Ministers have been given a deadline of July 2018 to rewrite sections of the legislation that the government has acknowledged are unlawful.
Powers that require telecomms companies to hold onto customers’ phone and internet records - even after they have ceased being customers - was found by a high court this week to be inconsistent with European law.
In addition, it was reported by Liberty, a human rights group, that officials have been illegally ordering for sensitive data belonging to the UK public to be stored for 14 months, since the introduction of the Data Retention and Investigatory Powers Act (Dripa), better known as the “Snoopers’ Charter”.
Speaking at a hearing in the Royal Courts of Justice Martin Chamberlain, a barrister at Brick Court Chambers, told officials that the government should be given until 31 July to amend Dripa to bring it in line with EU and humans rights laws.
He told presiding justices Rabinder Singh and David Holgate: “The court is saying you have until July to put your house in order. If you have not put your house in order, then it is open to the parties, including Liberty, to seek further relief from the court.”
The government admitted in court that Dripa requires companies to retain customer data for reasons that are far beyond serious crime prevention or national security. The court also heard how judicial commissioners, required to issue data retention notices, had not been hired in time.

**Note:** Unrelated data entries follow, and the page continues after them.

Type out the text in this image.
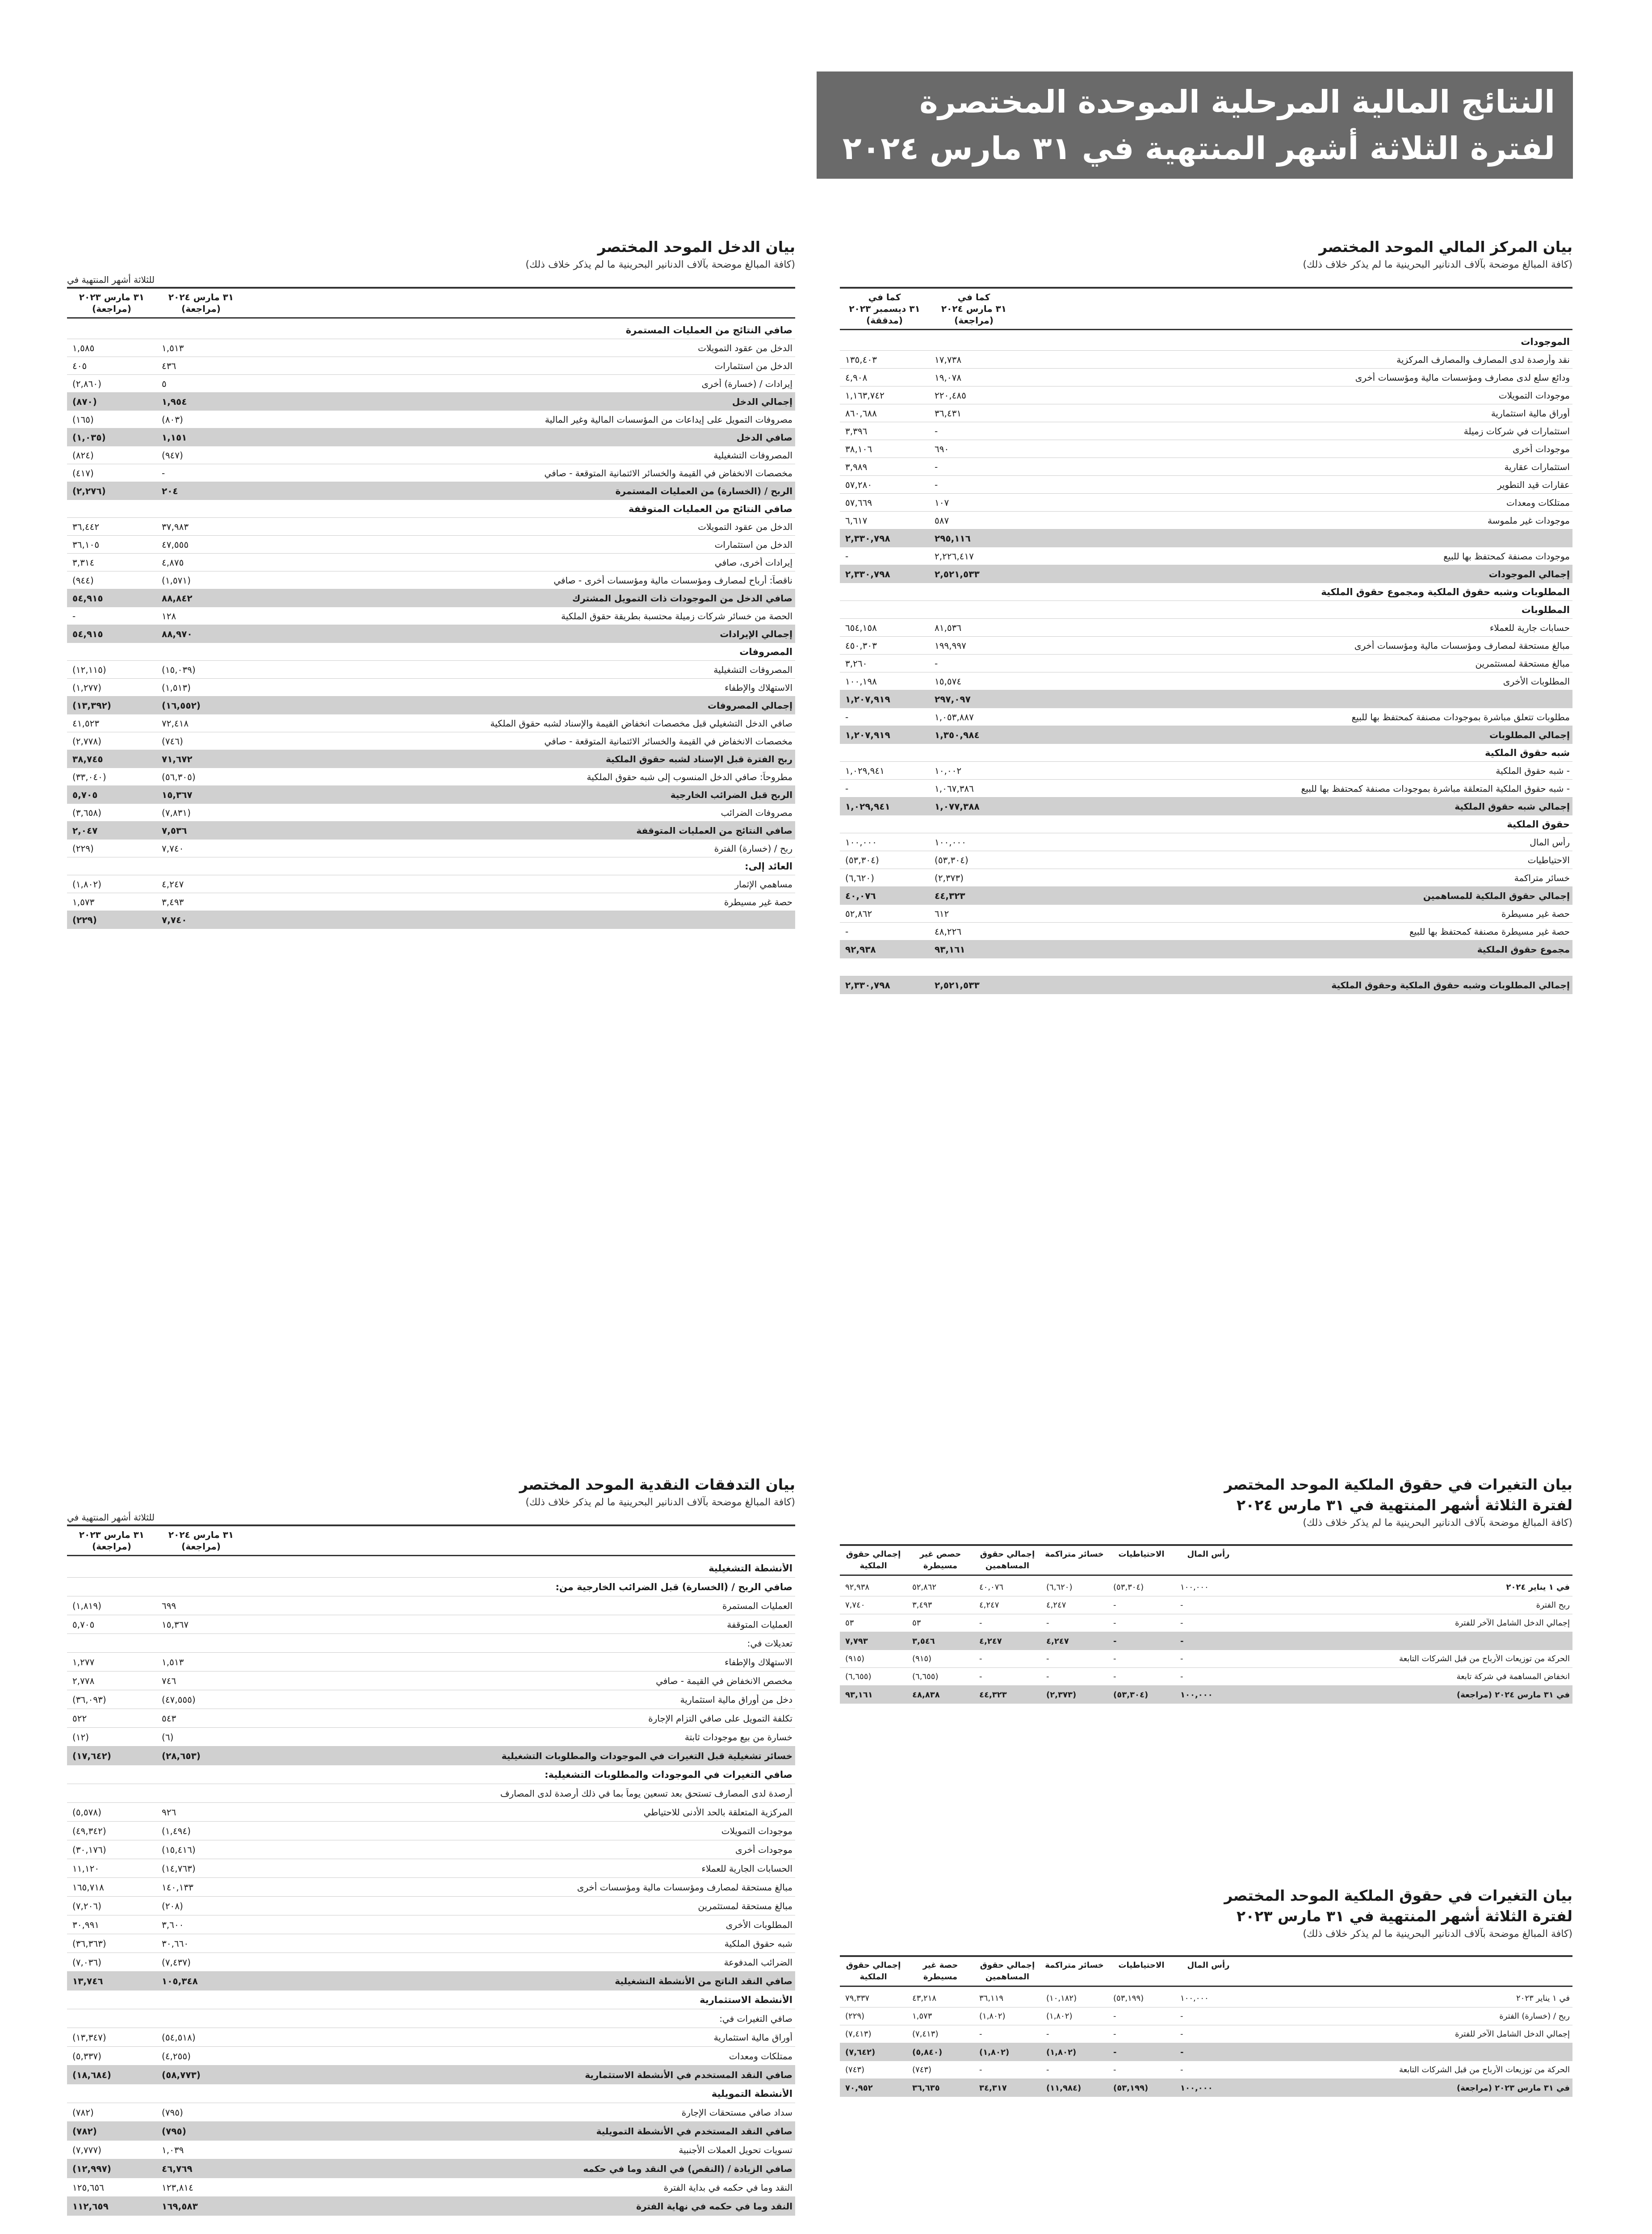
النتائج المالية المرحلية الموحدة المختصرة
لفترة الثلاثة أشهر المنتهية في ٣١ مارس ٢٠٢٤
بيان المركز المالي الموحد المختصر
(كافة المبالغ موضحة بآلاف الدنانير البحرينية ما لم يذكر خلاف ذلك)
كما في
٣١ مارس ٢٠٢٤
(مراجعة)
كما في
٣١ ديسمبر ٢٠٢٣
(مدققة)
الموجودات
نقد وأرصدة لدى المصارف والمصارف المركزية
١٧,٧٣٨
١٣٥,٤٠٣
ودائع سلع لدى مصارف ومؤسسات مالية ومؤسسات أخرى
١٩,٠٧٨
٤,٩٠٨
موجودات التمويلات
٢٢٠,٤٨٥
١,١٦٣,٧٤٢
أوراق مالية استثمارية
٣٦,٤٣١
٨٦٠,٦٨٨
استثمارات في شركات زميلة
-
٣,٣٩٦
موجودات أخرى
٦٩٠
٣٨,١٠٦
استثمارات عقارية
-
٣,٩٨٩
عقارات قيد التطوير
-
٥٧,٢٨٠
ممتلكات ومعدات
١٠٧
٥٧,٦٦٩
موجودات غير ملموسة
٥٨٧
٦,٦١٧
٢٩٥,١١٦
٢,٣٣٠,٧٩٨
موجودات مصنفة كمحتفظ بها للبيع
٢,٢٢٦,٤١٧
-
إجمالي الموجودات
٢,٥٢١,٥٣٣
٢,٣٣٠,٧٩٨
المطلوبات وشبه حقوق الملكية ومجموع حقوق الملكية
المطلوبات
حسابات جارية للعملاء
٨١,٥٣٦
٦٥٤,١٥٨
مبالغ مستحقة لمصارف ومؤسسات مالية ومؤسسات أخرى
١٩٩,٩٩٧
٤٥٠,٣٠٣
مبالغ مستحقة لمستثمرين
-
٣,٢٦٠
المطلوبات الأخرى
١٥,٥٧٤
١٠٠,١٩٨
٢٩٧,٠٩٧
١,٢٠٧,٩١٩
مطلوبات تتعلق مباشرة بموجودات مصنفة كمحتفظ بها للبيع
١,٠٥٣,٨٨٧
-
إجمالي المطلوبات
١,٣٥٠,٩٨٤
١,٢٠٧,٩١٩
شبه حقوق الملكية
- شبه حقوق الملكية
١٠,٠٠٢
١,٠٢٩,٩٤١
- شبه حقوق الملكية المتعلقة مباشرة بموجودات مصنفة كمحتفظ بها للبيع
١,٠٦٧,٣٨٦
-
إجمالي شبه حقوق الملكية
١,٠٧٧,٣٨٨
١,٠٢٩,٩٤١
حقوق الملكية
رأس المال
١٠٠,٠٠٠
١٠٠,٠٠٠
الاحتياطيات
(٥٣,٣٠٤)
(٥٣,٣٠٤)
خسائر متراكمة
(٢,٣٧٣)
(٦,٦٢٠)
إجمالي حقوق الملكية للمساهمين
٤٤,٣٢٣
٤٠,٠٧٦
حصة غير مسيطرة
٦١٢
٥٢,٨٦٢
حصة غير مسيطرة مصنفة كمحتفظ بها للبيع
٤٨,٢٢٦
-
مجموع حقوق الملكية
٩٣,١٦١
٩٢,٩٣٨
إجمالي المطلوبات وشبه حقوق الملكية وحقوق الملكية
٢,٥٢١,٥٣٣
٢,٣٣٠,٧٩٨
بيان الدخل الموحد المختصر
(كافة المبالغ موضحة بآلاف الدنانير البحرينية ما لم يذكر خلاف ذلك)
للثلاثة أشهر المنتهية في
٣١ مارس ٢٠٢٤
(مراجعة)
٣١ مارس ٢٠٢٣
(مراجعة)
صافي النتائج من العمليات المستمرة
الدخل من عقود التمويلات
١,٥١٣
١,٥٨٥
الدخل من استثمارات
٤٣٦
٤٠٥
إيرادات / (خسارة) أخرى
٥
(٢,٨٦٠)
إجمالي الدخل
١,٩٥٤
(٨٧٠)
مصروفات التمويل على إيداعات من المؤسسات المالية وغير المالية
(٨٠٣)
(١٦٥)
صافي الدخل
١,١٥١
(١,٠٣٥)
المصروفات التشغيلية
(٩٤٧)
(٨٢٤)
مخصصات الانخفاض في القيمة والخسائر الائتمانية المتوقعة - صافي
-
(٤١٧)
الربح / (الخسارة) من العمليات المستمرة
٢٠٤
(٢,٢٧٦)
صافي النتائج من العمليات المتوقفة
الدخل من عقود التمويلات
٣٧,٩٨٣
٣٦,٤٤٢
الدخل من استثمارات
٤٧,٥٥٥
٣٦,١٠٥
إيرادات أخرى، صافي
٤,٨٧٥
٣,٣١٤
ناقصاً: أرباح لمصارف ومؤسسات مالية ومؤسسات أخرى - صافي
(١,٥٧١)
(٩٤٤)
صافي الدخل من الموجودات ذات التمويل المشترك
٨٨,٨٤٢
٥٤,٩١٥
الحصة من خسائر شركات زميلة محتسبة بطريقة حقوق الملكية
١٢٨
-
إجمالي الإيرادات
٨٨,٩٧٠
٥٤,٩١٥
المصروفات
المصروفات التشغيلية
(١٥,٠٣٩)
(١٢,١١٥)
الاستهلاك والإطفاء
(١,٥١٣)
(١,٢٧٧)
إجمالي المصروفات
(١٦,٥٥٢)
(١٣,٣٩٢)
صافي الدخل التشغيلي قبل مخصصات انخفاض القيمة والإسناد لشبه حقوق الملكية
٧٢,٤١٨
٤١,٥٢٣
مخصصات الانخفاض في القيمة والخسائر الائتمانية المتوقعة - صافي
(٧٤٦)
(٢,٧٧٨)
ربح الفترة قبل الإسناد لشبه حقوق الملكية
٧١,٦٧٢
٣٨,٧٤٥
مطروحاً: صافي الدخل المنسوب إلى شبه حقوق الملكية
(٥٦,٣٠٥)
(٣٣,٠٤٠)
الربح قبل الضرائب الخارجية
١٥,٣٦٧
٥,٧٠٥
مصروفات الضرائب
(٧,٨٣١)
(٣,٦٥٨)
صافي النتائج من العمليات المتوقفة
٧,٥٣٦
٢,٠٤٧
ربح / (خسارة) الفترة
٧,٧٤٠
(٢٢٩)
العائد إلى:
مساهمي الإثمار
٤,٢٤٧
(١,٨٠٢)
حصة غير مسيطرة
٣,٤٩٣
١,٥٧٣
٧,٧٤٠
(٢٢٩)
بيان التغيرات في حقوق الملكية الموحد المختصر
لفترة الثلاثة أشهر المنتهية في ٣١ مارس ٢٠٢٤
(كافة المبالغ موضحة بآلاف الدنانير البحرينية ما لم يذكر خلاف ذلك)
رأس المال
الاحتياطيات
خسائر متراكمة
إجمالي حقوق المساهمين
حصص غير مسيطرة
إجمالي حقوق الملكية
في ١ يناير ٢٠٢٤
١٠٠,٠٠٠
(٥٣,٣٠٤)
(٦,٦٢٠)
٤٠,٠٧٦
٥٢,٨٦٢
٩٢,٩٣٨
ربح الفترة
-
-
٤,٢٤٧
٤,٢٤٧
٣,٤٩٣
٧,٧٤٠
إجمالي الدخل الشامل الآخر للفترة
-
-
-
-
٥٣
٥٣
-
-
٤,٢٤٧
٤,٢٤٧
٣,٥٤٦
٧,٧٩٣
الحركة من توزيعات الأرباح من قبل الشركات التابعة
-
-
-
-
(٩١٥)
(٩١٥)
انخفاض المساهمة في شركة تابعة
-
-
-
-
(٦,٦٥٥)
(٦,٦٥٥)
في ٣١ مارس ٢٠٢٤ (مراجعة)
١٠٠,٠٠٠
(٥٣,٣٠٤)
(٢,٣٧٣)
٤٤,٣٢٣
٤٨,٨٣٨
٩٣,١٦١
بيان التغيرات في حقوق الملكية الموحد المختصر
لفترة الثلاثة أشهر المنتهية في ٣١ مارس ٢٠٢٣
(كافة المبالغ موضحة بآلاف الدنانير البحرينية ما لم يذكر خلاف ذلك)
رأس المال
الاحتياطيات
خسائر متراكمة
إجمالي حقوق المساهمين
حصة غير مسيطرة
إجمالي حقوق الملكية
في ١ يناير ٢٠٢٣
١٠٠,٠٠٠
(٥٣,١٩٩)
(١٠,١٨٢)
٣٦,١١٩
٤٣,٢١٨
٧٩,٣٣٧
ربح / (خسارة) الفترة
-
-
(١,٨٠٢)
(١,٨٠٢)
١,٥٧٣
(٢٢٩)
إجمالي الدخل الشامل الآخر للفترة
-
-
-
-
(٧,٤١٣)
(٧,٤١٣)
-
-
(١,٨٠٢)
(١,٨٠٢)
(٥,٨٤٠)
(٧,٦٤٢)
الحركة من توزيعات الأرباح من قبل الشركات التابعة
-
-
-
-
(٧٤٣)
(٧٤٣)
في ٣١ مارس ٢٠٢٣ (مراجعة)
١٠٠,٠٠٠
(٥٣,١٩٩)
(١١,٩٨٤)
٣٤,٣١٧
٣٦,٦٣٥
٧٠,٩٥٢
بيان التدفقات النقدية الموحد المختصر
(كافة المبالغ موضحة بآلاف الدنانير البحرينية ما لم يذكر خلاف ذلك)
للثلاثة أشهر المنتهية في
٣١ مارس ٢٠٢٤
(مراجعة)
٣١ مارس ٢٠٢٣
(مراجعة)
الأنشطة التشغيلية
صافي الربح / (الخسارة) قبل الضرائب الخارجية من:
العمليات المستمرة
٦٩٩
(١,٨١٩)
العمليات المتوقفة
١٥,٣٦٧
٥,٧٠٥
تعديلات في:
الاستهلاك والإطفاء
١,٥١٣
١,٢٧٧
مخصص الانخفاض في القيمة - صافي
٧٤٦
٢,٧٧٨
دخل من أوراق مالية استثمارية
(٤٧,٥٥٥)
(٣٦,٠٩٣)
تكلفة التمويل على صافي التزام الإجارة
٥٤٣
٥٢٢
خسارة من بيع موجودات ثابتة
(٦)
(١٢)
خسائر تشغيلية قبل التغيرات في الموجودات والمطلوبات التشغيلية
(٢٨,٦٥٣)
(١٧,٦٤٢)
صافي التغيرات في الموجودات والمطلوبات التشغيلية:
أرصدة لدى المصارف تستحق بعد تسعين يوماً بما في ذلك أرصدة لدى المصارف
المركزية المتعلقة بالحد الأدنى للاحتياطي
٩٢٦
(٥,٥٧٨)
موجودات التمويلات
(١,٤٩٤)
(٤٩,٣٤٢)
موجودات أخرى
(١٥,٤١٦)
(٣٠,١٧٦)
الحسابات الجارية للعملاء
(١٤,٧٦٣)
١١,١٢٠
مبالغ مستحقة لمصارف ومؤسسات مالية ومؤسسات أخرى
١٤٠,١٣٣
١٦٥,٧١٨
مبالغ مستحقة لمستثمرين
(٢٠٨)
(٧,٢٠٦)
المطلوبات الأخرى
٣,٦٠٠
٣٠,٩٩١
شبه حقوق الملكية
٣٠,٦٦٠
(٣٦,٣٦٣)
الضرائب المدفوعة
(٧,٤٣٧)
(٧,٠٣٦)
صافي النقد الناتج من الأنشطة التشغيلية
١٠٥,٣٤٨
١٣,٧٤٦
الأنشطة الاستثمارية
صافي التغيرات في:
أوراق مالية استثمارية
(٥٤,٥١٨)
(١٣,٣٤٧)
ممتلكات ومعدات
(٤,٢٥٥)
(٥,٣٣٧)
صافي النقد المستخدم في الأنشطة الاستثمارية
(٥٨,٧٧٣)
(١٨,٦٨٤)
الأنشطة التمويلية
سداد صافي مستحقات الإجارة
(٧٩٥)
(٧٨٢)
صافي النقد المستخدم في الأنشطة التمويلية
(٧٩٥)
(٧٨٢)
تسويات تحويل العملات الأجنبية
١,٠٣٩
(٧,٧٧٧)
صافي الزيادة / (النقص) في النقد وما في حكمه
٤٦,٧٦٩
(١٢,٩٩٧)
النقد وما في حكمه في بداية الفترة
١٢٣,٨١٤
١٢٥,٦٥٦
النقد وما في حكمه في نهاية الفترة
١٦٩,٥٨٣
١١٢,٦٥٩
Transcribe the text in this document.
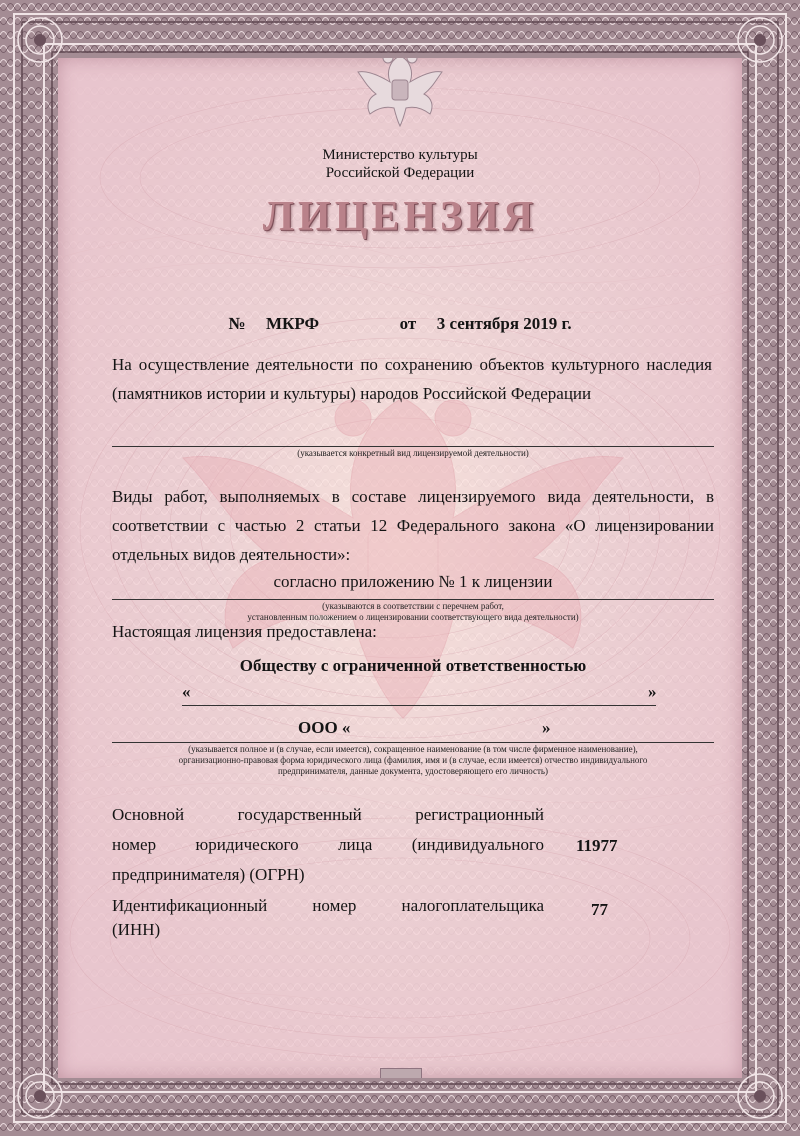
Министерство культуры
Российской Федерации
ЛИЦЕНЗИЯ
№ МКРФ	от 3 сентября 2019 г.
На осуществление деятельности по сохранению объектов культурного наследия (памятников истории и культуры) народов Российской Федерации
(указывается конкретный вид лицензируемой деятельности)
Виды работ, выполняемых в составе лицензируемого вида деятельности, в соответствии с частью 2 статьи 12 Федерального закона «О лицензировании отдельных видов деятельности»:
согласно приложению № 1 к лицензии
(указываются в соответствии с перечнем работ,
установленным положением о лицензировании соответствующего вида деятельности)
Настоящая лицензия предоставлена:
Обществу с ограниченной ответственностью
«	»
ООО «	»
(указывается полное и (в случае, если имеется), сокращенное наименование (в том числе фирменное наименование),
организационно-правовая форма юридического лица (фамилия, имя и (в случае, если имеется) отчество индивидуального
предпринимателя, данные документа, удостоверяющего его личность)
Основной государственный регистрационный
номер юридического лица (индивидуального
предпринимателя) (ОГРН)
11977
Идентификационный номер налогоплательщика
(ИНН)
77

Liberty’s Ben Jaffrey told the court that only a handful of such notices are required in order to collect data from a huge number of people.
“In the UK there are two fixed line operators, BT and Virgin, and four mobile operators. Once you have covered those with a retention notice, you have general and indiscriminate retention,” he said.
He added that his group wanted surveillance to occur on a targeted, rather than indiscriminate, basis.